Im Gegensatz zu den normalen Konditionen eines Tagesgeldkontos handelt es sich bei den Angaben, die in der Werbung gemacht werden, nämlich oftmals um so genannte "Einstiegskonditionen", also um einen Zinssatz, der nur für Neukunden bestimmt ist und schlicht und ergreifend der Werbung dient. Interessant dabei ist, dass die Kreditinstitute diesen Zins, so wie sie ihn in der Werbung ausweisen, am Markt für Tagesgeld überhaupt nicht verdienen können. Neue Tagesgeldkonten werden also quersubventioniert. Das Kreditinstitut schießt also eigene Mittel mit in den "Zinstopf" der neuen Tagesgeldkonten, nur um langfristig mehr Kunden zu haben als die Konkurrenz. Aber lohnt sich das? Scheinbar ja! Um den Unterschied zwischen den Tagesgeldzinsen aus der Werbung und dem tatsächlichen Zins am besten nachvollziehen zu können, gehen wir doch einfach mal etwas näher auf Tagesgeld an sich ein.

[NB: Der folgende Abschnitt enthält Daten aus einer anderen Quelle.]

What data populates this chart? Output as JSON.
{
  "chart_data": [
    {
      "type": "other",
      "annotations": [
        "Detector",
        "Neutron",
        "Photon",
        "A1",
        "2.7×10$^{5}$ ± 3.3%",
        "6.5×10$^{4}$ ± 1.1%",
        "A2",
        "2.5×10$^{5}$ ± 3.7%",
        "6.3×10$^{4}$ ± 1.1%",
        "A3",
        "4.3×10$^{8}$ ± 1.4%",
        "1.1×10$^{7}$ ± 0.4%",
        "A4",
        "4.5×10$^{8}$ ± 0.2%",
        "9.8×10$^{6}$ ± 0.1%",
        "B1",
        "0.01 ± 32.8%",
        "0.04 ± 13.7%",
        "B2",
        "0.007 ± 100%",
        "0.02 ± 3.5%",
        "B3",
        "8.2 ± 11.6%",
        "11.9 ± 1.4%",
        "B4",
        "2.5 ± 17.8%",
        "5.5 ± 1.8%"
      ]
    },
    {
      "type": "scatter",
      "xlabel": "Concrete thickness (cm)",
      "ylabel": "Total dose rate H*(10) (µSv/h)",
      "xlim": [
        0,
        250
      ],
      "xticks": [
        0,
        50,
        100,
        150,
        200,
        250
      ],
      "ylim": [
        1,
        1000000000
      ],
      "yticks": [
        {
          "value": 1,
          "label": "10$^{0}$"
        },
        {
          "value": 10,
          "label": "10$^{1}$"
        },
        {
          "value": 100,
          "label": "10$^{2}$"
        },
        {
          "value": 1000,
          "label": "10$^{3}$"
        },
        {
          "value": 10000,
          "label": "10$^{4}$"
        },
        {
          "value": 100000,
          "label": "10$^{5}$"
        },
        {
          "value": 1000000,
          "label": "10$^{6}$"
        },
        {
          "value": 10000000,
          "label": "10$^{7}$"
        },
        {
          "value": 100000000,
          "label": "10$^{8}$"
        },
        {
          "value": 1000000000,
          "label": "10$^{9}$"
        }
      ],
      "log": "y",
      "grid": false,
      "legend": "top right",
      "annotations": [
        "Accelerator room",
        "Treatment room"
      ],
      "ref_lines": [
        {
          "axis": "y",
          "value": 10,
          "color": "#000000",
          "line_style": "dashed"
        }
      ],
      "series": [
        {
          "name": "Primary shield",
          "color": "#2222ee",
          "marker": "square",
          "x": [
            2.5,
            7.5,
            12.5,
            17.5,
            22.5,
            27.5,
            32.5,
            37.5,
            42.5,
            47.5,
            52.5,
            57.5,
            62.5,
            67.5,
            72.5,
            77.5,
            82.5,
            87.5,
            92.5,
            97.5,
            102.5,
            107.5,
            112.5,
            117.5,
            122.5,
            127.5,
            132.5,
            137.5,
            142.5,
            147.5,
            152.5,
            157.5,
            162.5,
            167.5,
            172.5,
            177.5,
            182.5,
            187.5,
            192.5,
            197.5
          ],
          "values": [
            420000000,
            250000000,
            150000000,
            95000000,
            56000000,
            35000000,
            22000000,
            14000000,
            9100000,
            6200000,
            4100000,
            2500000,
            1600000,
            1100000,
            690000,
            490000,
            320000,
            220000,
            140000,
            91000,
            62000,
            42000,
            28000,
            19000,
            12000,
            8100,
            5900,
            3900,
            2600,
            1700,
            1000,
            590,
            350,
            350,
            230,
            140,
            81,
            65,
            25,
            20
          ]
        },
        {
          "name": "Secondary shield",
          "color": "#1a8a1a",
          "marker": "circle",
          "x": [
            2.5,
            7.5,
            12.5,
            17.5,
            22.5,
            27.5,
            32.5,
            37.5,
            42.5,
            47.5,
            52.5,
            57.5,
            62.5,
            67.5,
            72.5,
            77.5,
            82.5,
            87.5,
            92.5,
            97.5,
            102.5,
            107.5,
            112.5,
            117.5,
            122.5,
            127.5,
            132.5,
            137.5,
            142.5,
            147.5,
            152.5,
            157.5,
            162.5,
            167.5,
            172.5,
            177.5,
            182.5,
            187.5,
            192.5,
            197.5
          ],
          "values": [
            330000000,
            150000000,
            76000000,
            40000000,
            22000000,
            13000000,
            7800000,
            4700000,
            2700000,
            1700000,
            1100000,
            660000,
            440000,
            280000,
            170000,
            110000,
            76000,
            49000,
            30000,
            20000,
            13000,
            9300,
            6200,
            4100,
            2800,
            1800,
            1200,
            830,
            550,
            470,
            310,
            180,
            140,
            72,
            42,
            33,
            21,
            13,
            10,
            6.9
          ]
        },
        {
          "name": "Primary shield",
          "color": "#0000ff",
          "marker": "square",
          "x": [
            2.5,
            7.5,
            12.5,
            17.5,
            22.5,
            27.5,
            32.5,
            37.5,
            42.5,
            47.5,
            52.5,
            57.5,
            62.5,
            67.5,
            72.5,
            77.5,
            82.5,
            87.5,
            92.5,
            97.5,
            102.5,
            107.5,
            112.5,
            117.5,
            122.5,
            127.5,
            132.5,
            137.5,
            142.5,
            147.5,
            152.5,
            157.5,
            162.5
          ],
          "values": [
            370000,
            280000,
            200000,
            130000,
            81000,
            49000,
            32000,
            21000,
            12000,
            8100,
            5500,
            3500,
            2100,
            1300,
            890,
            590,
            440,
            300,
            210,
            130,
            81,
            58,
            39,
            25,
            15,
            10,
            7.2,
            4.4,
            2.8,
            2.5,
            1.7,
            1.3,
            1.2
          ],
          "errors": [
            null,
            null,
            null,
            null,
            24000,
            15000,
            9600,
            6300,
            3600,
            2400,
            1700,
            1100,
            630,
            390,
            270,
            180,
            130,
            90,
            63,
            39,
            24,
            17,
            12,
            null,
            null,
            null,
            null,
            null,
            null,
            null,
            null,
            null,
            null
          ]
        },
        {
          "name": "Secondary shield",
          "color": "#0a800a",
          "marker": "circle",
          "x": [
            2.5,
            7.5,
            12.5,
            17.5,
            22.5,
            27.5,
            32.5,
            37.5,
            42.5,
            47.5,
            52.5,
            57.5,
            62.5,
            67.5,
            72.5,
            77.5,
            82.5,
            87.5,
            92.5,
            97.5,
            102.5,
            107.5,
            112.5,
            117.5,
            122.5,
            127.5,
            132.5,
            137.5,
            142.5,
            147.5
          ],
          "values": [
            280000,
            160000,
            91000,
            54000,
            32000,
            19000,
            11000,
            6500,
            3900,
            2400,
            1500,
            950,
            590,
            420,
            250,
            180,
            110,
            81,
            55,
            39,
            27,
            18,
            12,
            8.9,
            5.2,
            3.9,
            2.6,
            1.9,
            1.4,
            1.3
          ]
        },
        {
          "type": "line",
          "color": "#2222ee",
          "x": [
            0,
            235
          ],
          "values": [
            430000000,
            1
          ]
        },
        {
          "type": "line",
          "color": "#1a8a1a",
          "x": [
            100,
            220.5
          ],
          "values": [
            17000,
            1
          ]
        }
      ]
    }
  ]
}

Bei einem Tagesgeldkonto handelt es sich letztlich um eine Geldanlagemöglichkeit, bei welcher der Kunde sein Geld nicht seiner Bank zur Verfügung stellt (wie es bei Sparbüchern und Festgeld immer der Fall ist), sondern es seiner Bank lediglich mit dem Auftrag überlässt, es dem Tagesgeldmarkt zur Verfügung zu stellen. Der Tagesgeldmarkt hat sich schon vor vielen Jahren etabliert und ist deshalb so erfolgreich geworden, weil er einen reinen Interbankenmarkt darstellt, also einen Markt, zu dem Endverbraucher keinen Zugang haben (es sein denn über einen Geldmarktfonds oder eben ein Tagesgeldkonto) und bei dem die Banken die Möglichkeit haben, sich verhältnismäßig günstig Geld von anderen Kreditinstituten zu leihen. Wenn ein Kreditinstitut nämlich feststellt, dass sich seine liquiden Mittel dem Ende nähern, dann kann es entweder von der EZB einen kurzfristigen Kredit bekommen, wobei diese für das Darlehen dann den "EURIBOR" (European Interbank Offered Rate) erhebt, oder es leiht sich das Geld auf dem Markt für Tagesgeld. Der Zins der Tagesgeldkonten ist daher logischerweise immer leicht unter dem Niveau des EZB Leitzinses.

Kommen wir nun aber zurück zu den Neukunden: Wenn ein Kunde nun 5% aufs Tagesgeld angeboten bekommt, dann ist das in der Regel mehr, als die Bank überhaupt am Markt verdient - sie schießt also Geld zu. Als Kunde sollte man aber eh auf die Zinsen nach dem Aktionszeitraum achten und lieber einen langfristig guten Zins nehmen als einen kurzfristig enormen und danach unterdurchschnittlichen.